Reasons for moving away from PWA

Interesting numbers, so I set up a call with Wouter, frontend developer and co-owner of elgentos. Elgentos clearly is an a e-commerce agency not to afraid to try new stacks, but also share findings if the outcomes weren't as expected.

In short, some reasons to move away from its previous PWA implementation:

  • They also noticed that rendering work in the client came with caveats;
  • It obviously takes another development mindset, learning new frameworks and libraries;
  • When it comes to API's, Magento wasn't really ready yet to make it work in an optimal way;
  • And this very PWA solution still required quite some bugfixing, which also drew a bill on the team.

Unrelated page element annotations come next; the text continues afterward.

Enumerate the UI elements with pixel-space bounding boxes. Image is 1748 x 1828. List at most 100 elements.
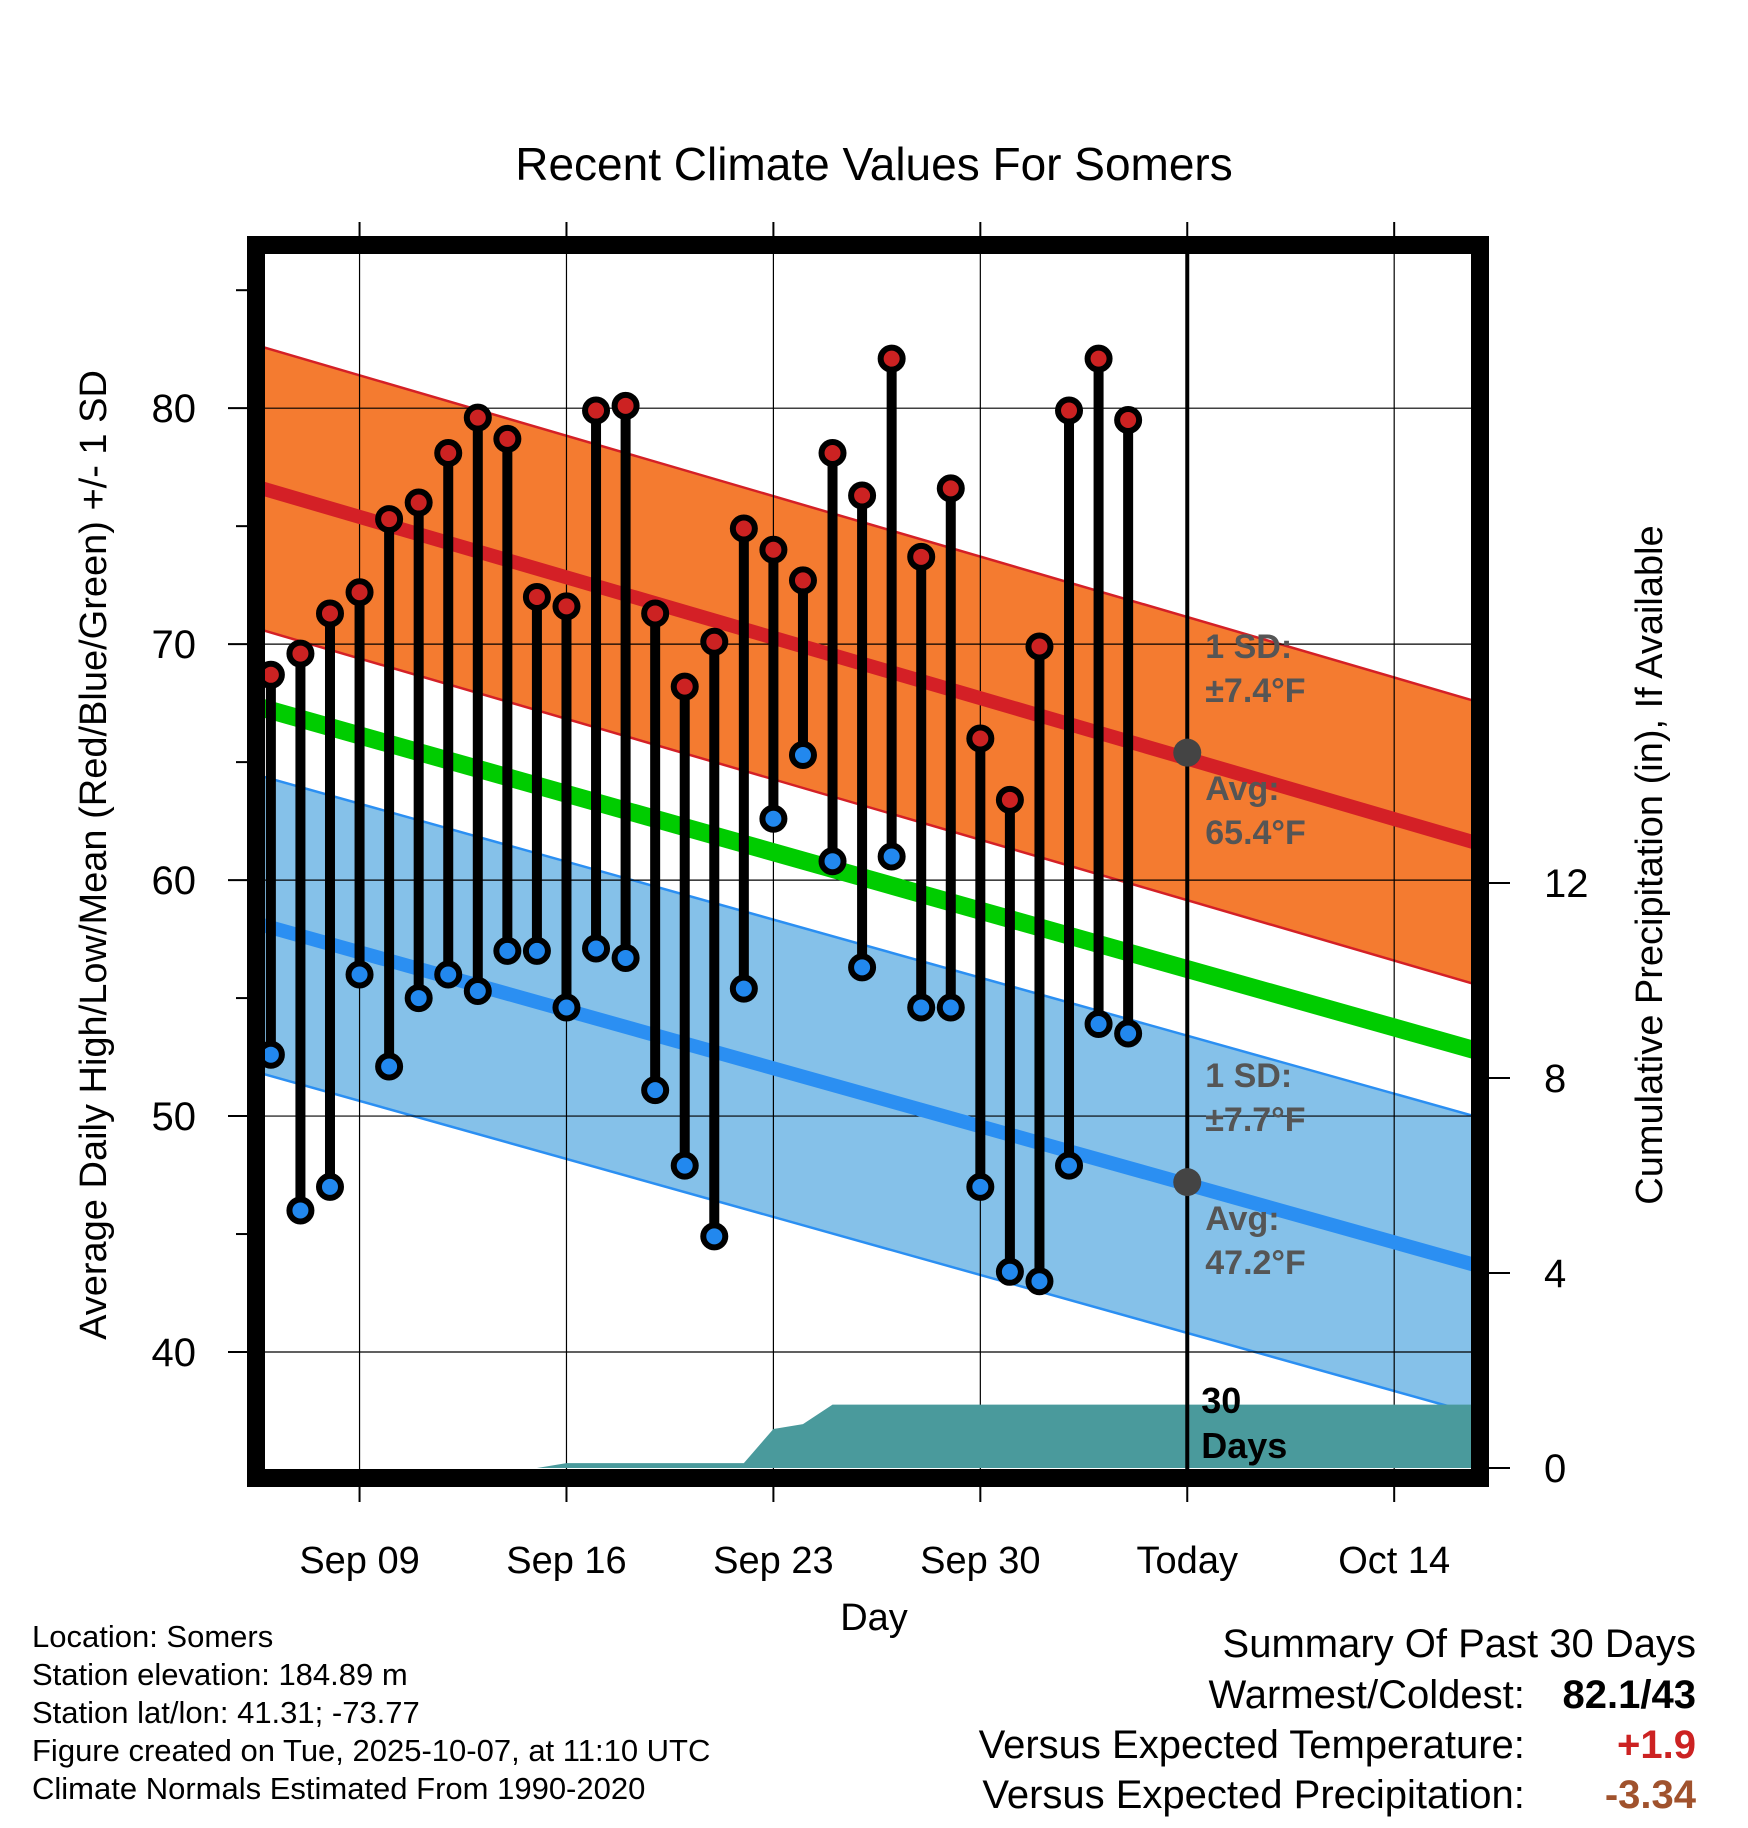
daily-high-point [493,424,522,453]
daily-high-point [315,599,344,628]
daily-high-point [759,535,788,564]
daily-low-point [877,842,906,871]
daily-low-point [1025,1267,1054,1296]
daily-low-point [907,993,936,1022]
precip-value: -3.34 [1604,1773,1696,1817]
low-sd-band-lower-edge [261,1072,1475,1415]
daily-high-point [670,672,699,701]
chart-title: Recent Climate Values For Somers [515,138,1233,190]
x-axis-label: Day [840,1597,908,1639]
high-avg-value: 65.4°F [1205,814,1306,852]
daily-low-point [345,960,374,989]
daily-low-point [611,943,640,972]
daily-high-point [286,639,315,668]
daily-low-point [493,936,522,965]
daily-low-point [670,1151,699,1180]
y-tick-label: 70 [152,623,197,667]
daily-high-point [641,599,670,628]
daily-low-point [729,974,758,1003]
elevation-text: Station elevation: 184.89 m [32,1657,408,1692]
daily-high-point [552,592,581,621]
normal-low-line [260,918,1476,1272]
high-sd-label: 1 SD: [1205,628,1292,666]
daily-low-point [700,1222,729,1251]
daily-high-point [345,578,374,607]
daily-high-point [788,566,817,595]
summary-precip: Versus Expected Precipitation: -3.34 [979,1770,1696,1820]
daily-high-point [818,439,847,468]
latlon-text: Station lat/lon: 41.31; -73.77 [32,1695,420,1730]
warm-cold-label: Warmest/Coldest: [1208,1673,1525,1717]
daily-low-point [995,1257,1024,1286]
daily-low-point [286,1196,315,1225]
today-high-avg-marker [1173,738,1202,767]
temp-value: +1.9 [1617,1723,1696,1767]
y2-tick-label: 12 [1544,862,1589,906]
high-sd-value: ±7.4°F [1205,672,1305,710]
summary-temp: Versus Expected Temperature: +1.9 [979,1720,1696,1770]
x-tick-label: Sep 30 [920,1540,1040,1582]
daily-low-point [375,1052,404,1081]
daily-high-point [1055,396,1084,425]
daily-high-point [936,474,965,503]
daily-high-point [375,505,404,534]
y2-tick-label: 4 [1544,1252,1566,1296]
plot-frame [247,236,1489,1487]
high-avg-label: Avg: [1205,770,1279,808]
daily-high-point [1025,632,1054,661]
y-tick-label: 60 [152,859,197,903]
summary-warm-cold: Warmest/Coldest: 82.1/43 [979,1670,1697,1720]
summary-panel: Summary Of Past 30 Days Warmest/Coldest:… [979,1618,1696,1820]
y-tick-label: 50 [152,1095,197,1139]
daily-low-point [1084,1010,1113,1039]
x-tick-label: Oct 14 [1338,1540,1450,1582]
daily-high-point [877,344,906,373]
low-sd-band-upper-edge [261,775,1475,1118]
station-info: Location: Somers Station elevation: 184.… [32,1618,710,1808]
daily-low-point [522,936,551,965]
low-avg-value: 47.2°F [1205,1244,1306,1282]
y-tick-label: 80 [152,387,197,431]
daily-low-point [582,934,611,963]
x-tick-label: Sep 09 [299,1540,419,1582]
daily-low-point [818,847,847,876]
daily-high-point [404,488,433,517]
normal-mean-line [259,699,1477,1059]
x-tick-label: Sep 23 [713,1540,833,1582]
daily-low-point [463,976,492,1005]
daily-high-point [611,391,640,420]
daily-low-point [315,1172,344,1201]
daily-high-point [729,514,758,543]
y2-tick-label: 0 [1544,1447,1566,1491]
normals-text: Climate Normals Estimated From 1990-2020 [32,1771,646,1806]
y-tick-label: 40 [152,1331,197,1375]
temp-label: Versus Expected Temperature: [978,1723,1525,1767]
daily-low-point [404,984,433,1013]
summary-title: Summary Of Past 30 Days [1222,1622,1696,1666]
y-axis-label: Average Daily High/Low/Mean (Red/Blue/Gr… [73,370,115,1340]
daily-low-point [1114,1019,1143,1048]
daily-high-point [1084,344,1113,373]
daily-low-point [641,1076,670,1105]
daily-low-point [966,1172,995,1201]
warm-cold-value: 82.1/43 [1562,1673,1696,1717]
window-label-number: 30 [1201,1380,1241,1421]
created-text: Figure created on Tue, 2025-10-07, at 11… [32,1733,711,1768]
daily-high-point [907,542,936,571]
normal-high-line [260,481,1476,850]
location-text: Location: Somers [32,1619,274,1654]
daily-high-point [434,439,463,468]
x-tick-label: Today [1137,1540,1238,1582]
low-sd-value: ±7.7°F [1205,1101,1305,1139]
precip-area [270,1404,1474,1468]
y2-axis-label: Cumulative Precipitation (in), If Availa… [1629,525,1671,1204]
y2-tick-label: 8 [1544,1057,1566,1101]
window-label-days: Days [1201,1425,1287,1466]
daily-high-point [966,724,995,753]
precip-label: Versus Expected Precipitation: [982,1773,1525,1817]
daily-low-point [759,804,788,833]
low-sd-label: 1 SD: [1205,1057,1292,1095]
high-sd-band-lower-edge [261,628,1475,986]
high-sd-band-upper-edge [261,345,1475,702]
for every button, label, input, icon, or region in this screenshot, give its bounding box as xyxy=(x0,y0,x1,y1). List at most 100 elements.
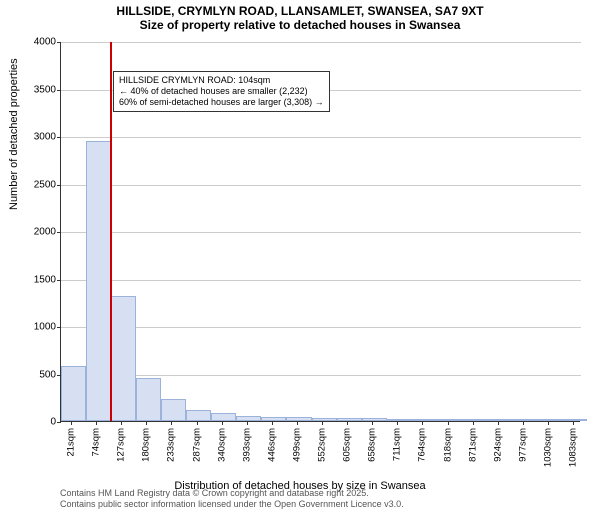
x-tick-label: 180sqm xyxy=(141,428,152,462)
y-tick xyxy=(57,90,61,91)
x-tick xyxy=(322,421,323,425)
gridline xyxy=(61,232,581,233)
x-tick-label: 1083sqm xyxy=(567,428,578,467)
chart-title: HILLSIDE, CRYMLYN ROAD, LLANSAMLET, SWAN… xyxy=(0,0,600,18)
chart-area: 05001000150020002500300035004000HILLSIDE… xyxy=(60,42,580,422)
y-tick xyxy=(57,185,61,186)
x-tick-label: 871sqm xyxy=(467,428,478,462)
x-tick-label: 711sqm xyxy=(392,428,403,461)
credits-line-1: Contains HM Land Registry data © Crown c… xyxy=(60,488,404,499)
y-tick-label: 1500 xyxy=(34,274,56,285)
x-tick-label: 446sqm xyxy=(266,428,277,462)
x-tick xyxy=(71,421,72,425)
x-tick-label: 552sqm xyxy=(316,428,327,462)
histogram-bar xyxy=(161,399,186,421)
gridline xyxy=(61,280,581,281)
x-tick-label: 233sqm xyxy=(166,428,177,462)
histogram-bar xyxy=(286,417,311,421)
histogram-bar xyxy=(337,418,362,421)
annotation-line: ← 40% of detached houses are smaller (2,… xyxy=(119,86,324,97)
credits: Contains HM Land Registry data © Crown c… xyxy=(60,488,404,510)
reference-line xyxy=(110,42,112,421)
x-tick xyxy=(121,421,122,425)
x-tick xyxy=(272,421,273,425)
y-tick xyxy=(57,232,61,233)
histogram-bar xyxy=(211,413,236,421)
x-tick xyxy=(498,421,499,425)
x-tick-label: 74sqm xyxy=(90,428,101,457)
gridline xyxy=(61,185,581,186)
gridline xyxy=(61,327,581,328)
annotation-box: HILLSIDE CRYMLYN ROAD: 104sqm← 40% of de… xyxy=(113,71,330,113)
histogram-bar xyxy=(86,141,111,421)
histogram-bar xyxy=(61,366,86,421)
x-tick xyxy=(146,421,147,425)
x-tick xyxy=(247,421,248,425)
x-tick-label: 393sqm xyxy=(241,428,252,462)
histogram-bar xyxy=(512,419,537,421)
x-tick xyxy=(347,421,348,425)
histogram-bar xyxy=(462,419,487,421)
x-tick-label: 764sqm xyxy=(417,428,428,462)
y-tick-label: 3500 xyxy=(34,84,56,95)
x-tick xyxy=(422,421,423,425)
annotation-line: 60% of semi-detached houses are larger (… xyxy=(119,97,324,108)
plot-region: 05001000150020002500300035004000HILLSIDE… xyxy=(60,42,580,422)
x-tick xyxy=(448,421,449,425)
x-tick xyxy=(197,421,198,425)
y-tick xyxy=(57,327,61,328)
histogram-bar xyxy=(537,419,562,421)
y-tick-label: 3000 xyxy=(34,132,56,143)
histogram-bar xyxy=(136,378,161,421)
x-tick-label: 658sqm xyxy=(367,428,378,462)
x-tick xyxy=(96,421,97,425)
y-tick-label: 2000 xyxy=(34,227,56,238)
x-tick-label: 287sqm xyxy=(191,428,202,462)
y-tick-label: 4000 xyxy=(34,37,56,48)
x-tick xyxy=(573,421,574,425)
histogram-bar xyxy=(487,419,512,421)
x-tick xyxy=(372,421,373,425)
x-tick-label: 977sqm xyxy=(517,428,528,462)
x-tick-label: 340sqm xyxy=(216,428,227,462)
x-tick xyxy=(397,421,398,425)
histogram-bar xyxy=(261,417,286,421)
y-tick xyxy=(57,137,61,138)
y-tick xyxy=(57,422,61,423)
x-tick xyxy=(548,421,549,425)
gridline xyxy=(61,137,581,138)
credits-line-2: Contains public sector information licen… xyxy=(60,499,404,510)
histogram-bar xyxy=(236,416,261,421)
histogram-bar xyxy=(412,419,437,421)
x-tick xyxy=(222,421,223,425)
annotation-line: HILLSIDE CRYMLYN ROAD: 104sqm xyxy=(119,75,324,86)
x-tick-label: 21sqm xyxy=(65,428,76,457)
y-tick xyxy=(57,280,61,281)
x-tick-label: 127sqm xyxy=(116,428,127,462)
x-tick-label: 605sqm xyxy=(342,428,353,462)
x-tick xyxy=(297,421,298,425)
histogram-bar xyxy=(437,419,462,421)
histogram-bar xyxy=(387,419,412,421)
histogram-bar xyxy=(186,410,211,421)
histogram-bar xyxy=(362,418,387,421)
x-tick-label: 818sqm xyxy=(442,428,453,462)
y-axis-label: Number of detached properties xyxy=(8,58,20,210)
chart-subtitle: Size of property relative to detached ho… xyxy=(0,18,600,32)
gridline xyxy=(61,375,581,376)
histogram-bar xyxy=(312,418,337,421)
x-tick-label: 499sqm xyxy=(291,428,302,462)
y-tick-label: 1000 xyxy=(34,322,56,333)
histogram-bar xyxy=(562,419,587,421)
x-tick-label: 924sqm xyxy=(492,428,503,462)
y-tick xyxy=(57,42,61,43)
y-tick-label: 0 xyxy=(50,417,56,428)
histogram-bar xyxy=(111,296,136,421)
x-tick xyxy=(523,421,524,425)
y-tick-label: 2500 xyxy=(34,179,56,190)
x-tick-label: 1030sqm xyxy=(542,428,553,467)
x-tick xyxy=(171,421,172,425)
gridline xyxy=(61,42,581,43)
x-tick xyxy=(473,421,474,425)
y-tick-label: 500 xyxy=(39,369,56,380)
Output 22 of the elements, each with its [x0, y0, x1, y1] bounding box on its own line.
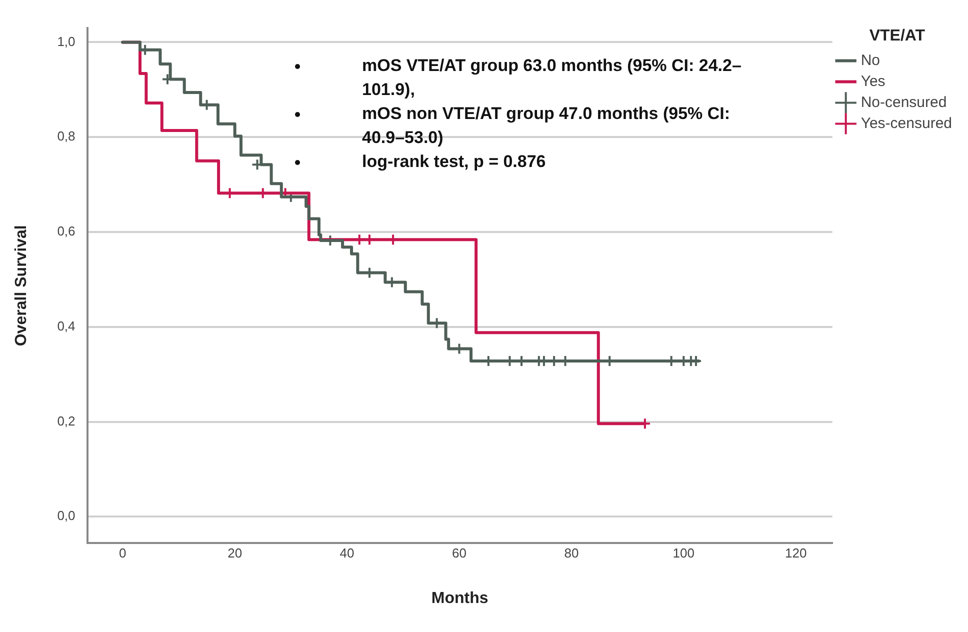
y-tick-label: 0,8 — [57, 128, 76, 144]
y-tick-label: 1,0 — [57, 34, 76, 49]
x-axis-title: Months — [431, 590, 488, 607]
x-tick-label: 20 — [228, 546, 242, 561]
y-tick-label: 0,4 — [57, 318, 76, 334]
annotation: mOS non VTE/AT group 47.0 months (95% CI: 40.9–53.0) — [362, 104, 730, 147]
y-axis-title: Overall Survival — [13, 225, 30, 346]
annotation: log-rank test, p = 0.876 — [362, 152, 546, 171]
x-tick-label: 40 — [340, 546, 354, 561]
x-tick-label: 80 — [564, 546, 579, 561]
x-tick-label: 0 — [119, 546, 126, 561]
legend-label: Yes — [860, 72, 886, 90]
y-tick-label: 0,6 — [57, 224, 76, 239]
x-tick-label: 100 — [672, 546, 695, 561]
legend-label: No-censured — [860, 94, 947, 111]
legend-label: No — [860, 52, 880, 69]
x-tick-label: 60 — [452, 546, 466, 561]
y-tick-label: 0,0 — [57, 508, 76, 524]
x-tick-label: 120 — [785, 546, 807, 561]
y-tick-label: 0,2 — [57, 413, 76, 428]
legend-label: Yes-censured — [860, 114, 952, 132]
legend-title: VTE/AT — [869, 27, 926, 44]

What they loved about Hÿva? Limited learning curve and keeping closer to Magento's default setup. During this replatforming, they did benefit from previous work, done in prepara­tion for hooking up the PWA.

Not a PWA rant

This should not be considered as a PWA rant, as PWA isn't to blame here. PWA wasn't meant or designed to become bloated. It mostly is the way PWA's are built and implemented that should have changed and caused current drawbacks.

PWA is here to stay, but if we are about to start overengineering and lose focus on UX, we might be better of optimizing our traditional stack or keep things simple for developers but mostly our users.